Subtle abnormalities in the preclinical stage of Huntington's Disease (HD) can be detected using saccadic eye movement assessment reflecting disease progression. This study was aimed to evaluate abnormalities in saccade parameters in asymptomatic carriers and symptomatic HD patients at various stages of HD. The study enrolled 104 participants, including 14 asymptomatic carriers of HTT mutations, 44 symptomatic HD patients, and 46 control subjects. HD severity was measured using the Unified Huntington's Disease Rating Scale Total Motor Score (UHDRS-TMS) and Total Functional Capacity Scale (TFC). The evaluation of rapid eye movements (reflexive saccades, anti-saccades, memory-guided saccades) was carried out using 'Saccadometer Research'. Measures of reflexive and volitional saccades did not differ between the asymptomatic carriers and controls.
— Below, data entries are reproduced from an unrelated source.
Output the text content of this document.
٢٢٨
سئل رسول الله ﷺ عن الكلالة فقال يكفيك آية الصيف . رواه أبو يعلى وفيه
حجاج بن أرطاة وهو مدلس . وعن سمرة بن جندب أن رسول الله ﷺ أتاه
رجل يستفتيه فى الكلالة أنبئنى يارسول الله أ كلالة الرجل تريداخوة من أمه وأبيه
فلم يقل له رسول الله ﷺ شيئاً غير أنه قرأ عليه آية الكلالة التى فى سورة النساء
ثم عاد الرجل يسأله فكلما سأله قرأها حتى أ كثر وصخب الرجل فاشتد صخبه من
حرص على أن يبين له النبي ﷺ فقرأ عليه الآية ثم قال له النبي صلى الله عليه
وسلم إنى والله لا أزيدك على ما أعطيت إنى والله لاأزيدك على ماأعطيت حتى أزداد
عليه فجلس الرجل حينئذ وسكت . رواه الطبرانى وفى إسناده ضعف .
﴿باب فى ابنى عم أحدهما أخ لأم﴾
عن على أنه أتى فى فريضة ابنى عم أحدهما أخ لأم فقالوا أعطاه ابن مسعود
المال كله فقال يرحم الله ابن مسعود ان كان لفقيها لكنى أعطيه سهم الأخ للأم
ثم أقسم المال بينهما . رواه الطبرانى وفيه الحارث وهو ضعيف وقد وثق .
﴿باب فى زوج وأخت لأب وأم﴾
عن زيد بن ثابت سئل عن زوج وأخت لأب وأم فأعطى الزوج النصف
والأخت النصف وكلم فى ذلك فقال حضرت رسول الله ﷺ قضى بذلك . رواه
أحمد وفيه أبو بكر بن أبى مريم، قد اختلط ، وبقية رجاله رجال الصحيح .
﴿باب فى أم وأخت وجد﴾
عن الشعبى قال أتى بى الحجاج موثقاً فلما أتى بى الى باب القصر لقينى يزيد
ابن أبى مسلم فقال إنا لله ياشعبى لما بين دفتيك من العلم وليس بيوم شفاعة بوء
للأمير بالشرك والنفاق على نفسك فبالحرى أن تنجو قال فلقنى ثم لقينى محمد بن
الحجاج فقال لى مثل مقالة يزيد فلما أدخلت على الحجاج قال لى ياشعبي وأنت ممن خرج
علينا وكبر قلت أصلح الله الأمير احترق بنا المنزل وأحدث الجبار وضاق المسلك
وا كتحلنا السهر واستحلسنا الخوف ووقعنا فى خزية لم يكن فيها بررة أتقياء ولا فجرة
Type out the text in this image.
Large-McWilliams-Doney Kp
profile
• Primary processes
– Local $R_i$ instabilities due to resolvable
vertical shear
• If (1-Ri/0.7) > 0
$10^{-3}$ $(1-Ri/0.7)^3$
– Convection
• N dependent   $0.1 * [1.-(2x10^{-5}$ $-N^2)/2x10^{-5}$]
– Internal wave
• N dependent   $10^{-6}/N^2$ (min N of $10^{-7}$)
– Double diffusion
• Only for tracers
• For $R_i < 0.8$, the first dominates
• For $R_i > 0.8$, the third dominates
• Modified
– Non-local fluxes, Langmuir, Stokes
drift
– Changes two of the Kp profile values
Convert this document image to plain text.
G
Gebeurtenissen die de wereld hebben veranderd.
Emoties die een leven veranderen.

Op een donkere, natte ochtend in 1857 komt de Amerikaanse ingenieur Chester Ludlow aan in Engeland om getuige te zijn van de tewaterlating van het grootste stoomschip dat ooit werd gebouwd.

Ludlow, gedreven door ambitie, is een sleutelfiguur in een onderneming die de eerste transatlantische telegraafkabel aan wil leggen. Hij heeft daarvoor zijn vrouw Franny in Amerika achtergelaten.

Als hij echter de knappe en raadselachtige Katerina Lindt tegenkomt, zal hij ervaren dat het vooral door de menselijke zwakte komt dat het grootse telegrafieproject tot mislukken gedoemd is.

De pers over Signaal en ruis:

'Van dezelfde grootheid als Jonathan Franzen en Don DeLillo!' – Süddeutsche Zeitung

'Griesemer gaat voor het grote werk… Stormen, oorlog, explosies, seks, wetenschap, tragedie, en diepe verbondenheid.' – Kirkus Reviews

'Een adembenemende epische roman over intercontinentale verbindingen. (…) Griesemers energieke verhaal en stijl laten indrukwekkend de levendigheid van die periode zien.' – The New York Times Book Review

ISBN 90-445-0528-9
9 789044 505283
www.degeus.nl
Significant latency prolongation and increased physiological variability of latency times, as well as higher error rates among HD patients, were found in all saccade tasks (p < 0.001) compared to the controls. Abnormalities in saccade parameters were more pronounced in the advanced stages of the disease. Latency of saccades and error rate of volitional saccades correlated with the UHDRS-TMS and TFC scores. The saccade parameters in asymptomatic HD carriers with a long time to disease development were similar to those in the control group. Saccade abnormalities appeared in symptomatic patients at the beginning of the disease, and correlated with HD severity.